Grèce : un « allègement » de la dette très cher payé

Europe par Evelyne Salamero

Les ministres des Finances de la zone euro sont tombés d’accord mercredi 25 mai à l’aube pour débloquer 10,3 milliards d’euros à l’intention de la Grèce et « alléger » sa dette en 2018. Le tout est une nouvelle fois très cher payé par le peuple grec. Les manifestations de mécontentement n’ont d’ailleurs pas cessé dans ce pays pourtant exsangue.

La réforme des retraites votée par le Parlement grec le 8 mai dernier n’avait pas suffi aux créanciers du pays. Adoptée une nouvelle fois au mépris de l’appel à une nouvelle grève générale de 48 heures de la confédération grecque du secteur privé GSEE et de la fédération des fonctionnaires Adedy, elle prévoit pourtant la réduction des pensions les plus élevées et l’augmentation des cotisations.

Dimanche 22 mai au soir, les députés grecs ont donc voté de nouvelles mesures, comme une hausse d’un point du taux courant de TVA (désormais à 24%) et la création d’un nouveau fonds de privatisations pour accélérer la grande braderie des actifs publics.

« Pince coupante »

De surcroît, un mécanisme d’ajustement budgétaire automatique est mis en place, qui permettra de déclencher des coupes dans les dépenses publiques sans contrôle parlementaire ni maîtrise gouvernementale, si le pays ne dégage pas un excédent budgétaire primaire de 3,5% du PIB (hors service de la dette). Les Grecs ont surnommé ce dispositif « koftis », ce qui signifie « pince coupante ». Il devrait épargner les dépenses sociales, a promis le gouvernement. Mais cela n’a pas suffi à ramener le calme et plusieurs dizaines de milliers de grecs, qui ne croient plus beaucoup aux promesses des uns et des autres, manifestaient encore au moment du vote au Parlement.

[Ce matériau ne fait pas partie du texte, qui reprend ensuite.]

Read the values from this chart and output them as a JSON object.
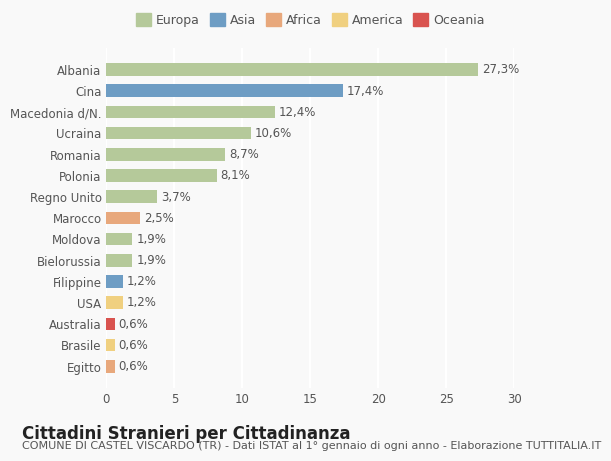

Ces mesures ont été prises pour obtenir des créanciers du pays le versement d’une tranche du prêt prévu par l’accord de juillet 2015 mais bloqué depuis plusieurs mois. Une première tranche de 7,5 milliards d’euros sera allouée le mois prochain et une autre de 2,8 milliards ultérieurement. Cet argent frais devra être utilisé par l’État grec pour… rembourser des factures impayées et s’acquitter d’une échéance de remboursement de quelque 2,2 milliards à la Banque centrale européenne (BCE) le 20 juillet.

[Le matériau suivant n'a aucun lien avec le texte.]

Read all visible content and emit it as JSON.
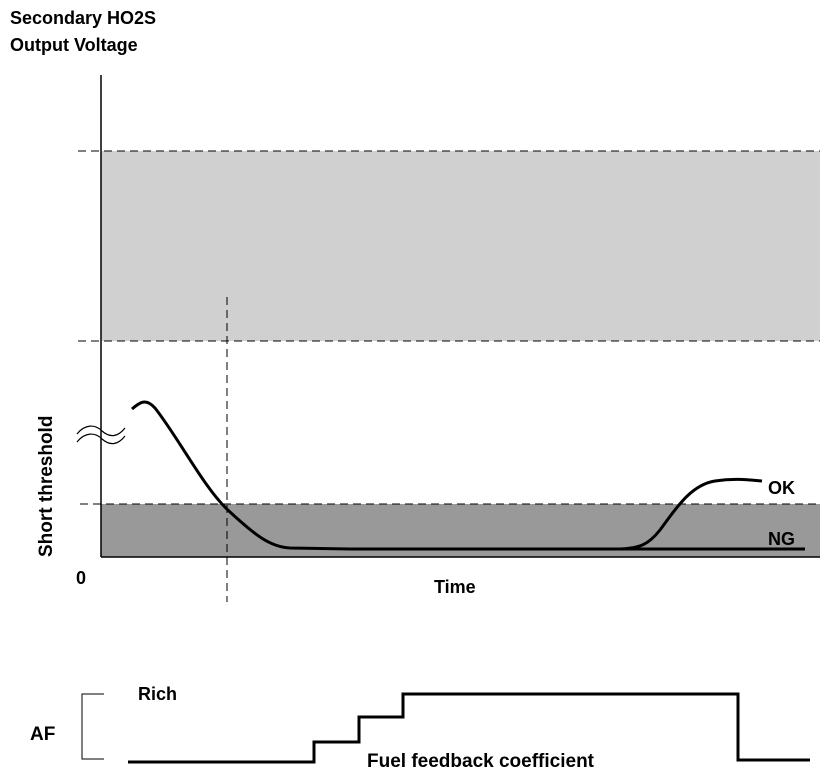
{
  "title_line1": "Secondary HO2S",
  "title_line2": "Output Voltage",
  "y_label": "Short threshold",
  "origin_label": "0",
  "x_label": "Time",
  "curve_labels": {
    "ok": "OK",
    "ng": "NG"
  },
  "af_chart": {
    "label": "AF",
    "rich_label": "Rich",
    "signal_label": "Fuel feedback coefficient"
  },
  "colors": {
    "light_band": "#d0d0d0",
    "dark_band": "#999999",
    "line": "#000000"
  }
}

Vous avez dit « allègement » ?

L’objectif du gouvernement était aussi d’obtenir un allègement de la dette. Mais y est-il réellement parvenu ? Cet « allègement » ne s’appliquera, conformément aux exigences de l’Allemagne, qu’en 2018 et dans le cas où le pays en aurait besoin pour se conformer aux conditions du prêt octroyé. Les remboursements ne seront en aucun cas réduits. L’accord des ministres des Finances de la zone euro indique seulement que la Grèce doit maintenir ses besoins de financement bruts en-dessous de 15% du PIB à moyen terme et en dessous de 20% à long terme. Les échéances pourront être allongées, mais il n’y aura pas de réduction du montant nominal de la dette précisent les argentiers de la zone euro.

De nombreux économistes ont de nouveau mis en garde contre les effets récessifs de ces mesures, alors qu’au moins 35% des Grecs sont déjà en situation de pauvreté et que, de l’aveu de certains députés européens, 5% seulement des sommes déjà octroyées à la Grèce par ses créanciers depuis 2010 auraient été réellement captés par le budget du pays. Les 95% restant auraient servi à recapitaliser les banques et à rembourser les intérêts de la dette.